The term "API" is tricky. It stands for Application Programming Interface, but a lot of people seem to think it means “All Powerful Incantation.” You always see decision makers sigh in relief when they find out a product they’re looking at has an API, they’re not sure what it means but they know their developers will be able to do magic with it.
Trouble is, an API isn’t a single thing. It’s the classic elephant where blind men each get hold of a different part of the elephant… “It’s a snake!” “It’s a tree trunk!” “It’s a wall!” To front-end developers it’s a collection of resources. To a SysOps engineer it’s a firewall. To an engineer it’s an abstraction. And to an Information Security officer, it’s a big mess.
Each step of consuming, exposing, building and maintaining the API has very different needs because they are very different animals. To that end, I want to run through the different areas of API usage, development, and management.
The API Contract
A Contract is an agreement regardless of the technology or the tools. Over the years I’ve refined my own API style guide, and while there are lots of “right” ways to build an API, the wrong way is an API with inconsistent rules, blanket security, and a fractured series of endpoints.
The Contract not only defines collections and resources and responses, but it defines the rules of engagement. What are the authorization rules? How do you get access and when you do, what access do you get? The Contract should define what to do when you’re Authorized to the API but maybe not to a specific resource.
You can think of it as Terms of Service – it’s what we understand and what we should expect. Part of an API Contract is firm directives, like telling you that you will not be granted access if you do something wrong (like brining a knife through airport security). Some of the contract is just advice (expected latency, so get to the airport with enough time to get through security).
Your API security strategy is a combination of the application AND the user, therefore that consumer is a compound rule. If the app is able to look at /people/* but the user is only allowed to look at /people/bissell then this key is only going to support /people/bissell.
Those rules should be easy for the developer to understand and should be woven into the security of your API at every level. That way if an app’s keys are exposed, they’re still useless unless someone logs in. And then the only thing that gets exposed is one user’s information.

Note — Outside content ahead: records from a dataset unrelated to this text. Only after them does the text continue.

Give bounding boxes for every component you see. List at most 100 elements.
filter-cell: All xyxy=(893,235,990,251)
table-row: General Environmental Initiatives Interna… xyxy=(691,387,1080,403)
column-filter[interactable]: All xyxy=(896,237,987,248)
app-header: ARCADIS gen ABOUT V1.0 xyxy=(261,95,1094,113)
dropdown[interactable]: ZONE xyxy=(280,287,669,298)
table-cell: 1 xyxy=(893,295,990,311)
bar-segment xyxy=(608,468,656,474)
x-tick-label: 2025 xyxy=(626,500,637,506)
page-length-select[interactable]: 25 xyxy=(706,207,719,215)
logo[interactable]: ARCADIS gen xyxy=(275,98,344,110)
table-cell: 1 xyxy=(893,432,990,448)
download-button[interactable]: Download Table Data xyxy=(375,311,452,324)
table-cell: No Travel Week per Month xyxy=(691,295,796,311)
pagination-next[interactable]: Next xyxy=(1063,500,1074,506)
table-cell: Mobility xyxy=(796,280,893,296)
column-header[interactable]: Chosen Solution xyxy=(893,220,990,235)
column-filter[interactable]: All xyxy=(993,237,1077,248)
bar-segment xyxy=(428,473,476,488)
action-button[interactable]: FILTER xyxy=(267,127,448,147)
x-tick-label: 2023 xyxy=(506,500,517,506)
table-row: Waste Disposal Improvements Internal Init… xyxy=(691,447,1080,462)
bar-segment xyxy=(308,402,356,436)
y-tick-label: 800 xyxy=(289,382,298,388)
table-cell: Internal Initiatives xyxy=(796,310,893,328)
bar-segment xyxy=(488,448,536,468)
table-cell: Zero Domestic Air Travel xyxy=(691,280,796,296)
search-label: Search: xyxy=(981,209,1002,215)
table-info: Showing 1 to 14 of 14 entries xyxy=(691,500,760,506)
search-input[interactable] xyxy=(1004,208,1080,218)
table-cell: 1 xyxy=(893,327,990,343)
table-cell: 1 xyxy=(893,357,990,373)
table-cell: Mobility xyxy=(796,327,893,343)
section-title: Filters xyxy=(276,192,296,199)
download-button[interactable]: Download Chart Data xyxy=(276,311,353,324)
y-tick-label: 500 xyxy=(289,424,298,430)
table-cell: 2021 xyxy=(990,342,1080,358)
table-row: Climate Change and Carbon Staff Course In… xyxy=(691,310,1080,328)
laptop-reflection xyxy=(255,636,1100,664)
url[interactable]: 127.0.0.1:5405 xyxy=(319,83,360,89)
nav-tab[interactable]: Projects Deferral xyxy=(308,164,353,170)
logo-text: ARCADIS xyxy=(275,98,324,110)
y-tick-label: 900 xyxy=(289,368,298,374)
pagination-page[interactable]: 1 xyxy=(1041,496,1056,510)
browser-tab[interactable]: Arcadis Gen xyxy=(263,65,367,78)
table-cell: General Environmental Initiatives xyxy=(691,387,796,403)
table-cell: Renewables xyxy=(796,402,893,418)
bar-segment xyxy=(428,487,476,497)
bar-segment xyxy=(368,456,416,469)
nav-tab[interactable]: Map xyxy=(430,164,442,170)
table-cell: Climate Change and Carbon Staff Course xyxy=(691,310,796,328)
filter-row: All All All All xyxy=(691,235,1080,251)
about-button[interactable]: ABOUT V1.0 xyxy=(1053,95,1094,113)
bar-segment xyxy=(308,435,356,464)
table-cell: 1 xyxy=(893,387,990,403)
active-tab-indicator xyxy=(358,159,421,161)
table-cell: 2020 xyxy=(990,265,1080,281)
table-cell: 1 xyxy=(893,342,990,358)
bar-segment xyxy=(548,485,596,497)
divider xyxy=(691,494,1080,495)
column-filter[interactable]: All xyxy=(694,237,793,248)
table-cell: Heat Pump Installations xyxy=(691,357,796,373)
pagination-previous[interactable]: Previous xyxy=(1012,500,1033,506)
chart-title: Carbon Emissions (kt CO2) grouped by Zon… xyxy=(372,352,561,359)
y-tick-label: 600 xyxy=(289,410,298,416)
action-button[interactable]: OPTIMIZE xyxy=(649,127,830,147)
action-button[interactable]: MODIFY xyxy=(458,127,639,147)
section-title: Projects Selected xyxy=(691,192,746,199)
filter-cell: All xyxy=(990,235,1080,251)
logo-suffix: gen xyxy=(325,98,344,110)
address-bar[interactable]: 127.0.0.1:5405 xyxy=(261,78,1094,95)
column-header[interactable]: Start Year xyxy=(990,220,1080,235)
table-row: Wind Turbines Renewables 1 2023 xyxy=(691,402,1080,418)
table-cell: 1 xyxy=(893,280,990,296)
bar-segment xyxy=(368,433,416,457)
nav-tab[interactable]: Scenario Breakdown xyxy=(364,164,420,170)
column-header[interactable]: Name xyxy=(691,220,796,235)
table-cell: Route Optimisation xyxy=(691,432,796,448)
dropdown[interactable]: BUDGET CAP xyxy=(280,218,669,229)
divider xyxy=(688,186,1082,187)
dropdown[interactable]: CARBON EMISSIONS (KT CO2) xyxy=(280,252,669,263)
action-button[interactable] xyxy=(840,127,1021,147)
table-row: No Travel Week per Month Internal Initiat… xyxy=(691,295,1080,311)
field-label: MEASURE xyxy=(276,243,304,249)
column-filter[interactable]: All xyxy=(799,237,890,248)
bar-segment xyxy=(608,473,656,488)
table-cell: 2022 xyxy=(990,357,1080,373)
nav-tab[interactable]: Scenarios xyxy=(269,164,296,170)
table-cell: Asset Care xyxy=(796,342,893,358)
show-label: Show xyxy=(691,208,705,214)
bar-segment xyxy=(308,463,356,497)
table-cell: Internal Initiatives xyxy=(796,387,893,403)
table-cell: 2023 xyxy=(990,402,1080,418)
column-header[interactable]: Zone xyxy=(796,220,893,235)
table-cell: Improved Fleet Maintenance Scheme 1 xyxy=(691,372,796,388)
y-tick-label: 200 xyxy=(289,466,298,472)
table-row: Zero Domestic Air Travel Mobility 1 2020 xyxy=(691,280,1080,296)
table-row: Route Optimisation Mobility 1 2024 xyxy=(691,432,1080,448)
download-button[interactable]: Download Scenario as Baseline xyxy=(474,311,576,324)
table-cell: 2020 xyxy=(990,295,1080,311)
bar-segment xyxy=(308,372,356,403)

The token is like a plane ticket – the API Contract defines what class of seat you get and the ticket agent assigns you a time, a plane and a seat. That ticket is only good for that one thing, and there may be huge, byzantine rules behind how you got that seat (like you booked through a partner so you get X but I work on corporate agreement so I get Y) but the ticket is very clear -- time, plane and seat.
When we’re talking security and identity, we need to separate the API from the services -- just like airport security isn't your flight, the API Gateway isn't your API service.
The security gate at the airport makes sure you’re allowed into the terminal… but it doesn’t make sure you get on the right plane. Your API Gateway is kind of like that – it checks the credentials, sort of sums up if someone looks a bit suspicious or not, but ultimately once the person has passed the checkpoint, whatever they do is out of the gateway’s hands.
Mind you, your API Gateway is still very important. It needs to verify to all your security credentials or you don’t get in. It can regulate how many requests are coming in. It deflects baddies at the edge so the protected resources don’t have to think as much about random traffic.
If the API Gateway is like airport security, the actual services are like the airplanes themselves. You board the plane (the collection) and you have a specific seat assignment (the resource). You need a ticket for THAT seat on THAT flight at THAT time.
But say you have to change planes… Remember that long line out at the security gate? Your next flight is right next to the one you came in on… imagine if you had to trudge all the way out of the terminal, past the gate, and then right back into the same security gate to get to that flight that was only 50 feet from you.
Of course, you can’t just board any old plane just because you’re in the airport. Anything could go wrong if we just trusted that once you got into the terminal you could board any plane. This is why you have a second ticket. Maybe you brought it with you (which saves lots of time) or maybe the gate agent prints you a new one. But no matter what, you don’t have to go all the way back to the gate.
This is the same for the microservices. If you need to connect from one service to another, that transaction should have a new token, a token that is valid for that time, to access that specific service in a specific resource.
So, to sum up, your modern API ecosystem is like airfare:
- The API Contract is defined by the airline to decide who gets to fly on what planes and in what seats
- Consumers have to identify that they are, indeed, the people they say they are, and receive tickets (tokens) to travel.
- The API Gateway lets those consumers into the terminal, but that’s the last they see of the consumers.
- The Services are what we’re here for, but they’re protected. You need to have gotten through security, and THEN you have to show your ticket again. And it has to be a different ticket for each plane you fly
If you’re flying on a well-managed airline, it’s easy. If you’re flying on an airline that doesn’t quite have it all figured out… well, we know what kind of airline experience that’s like.
May your API always be First Class and you never lose your passport and ticket.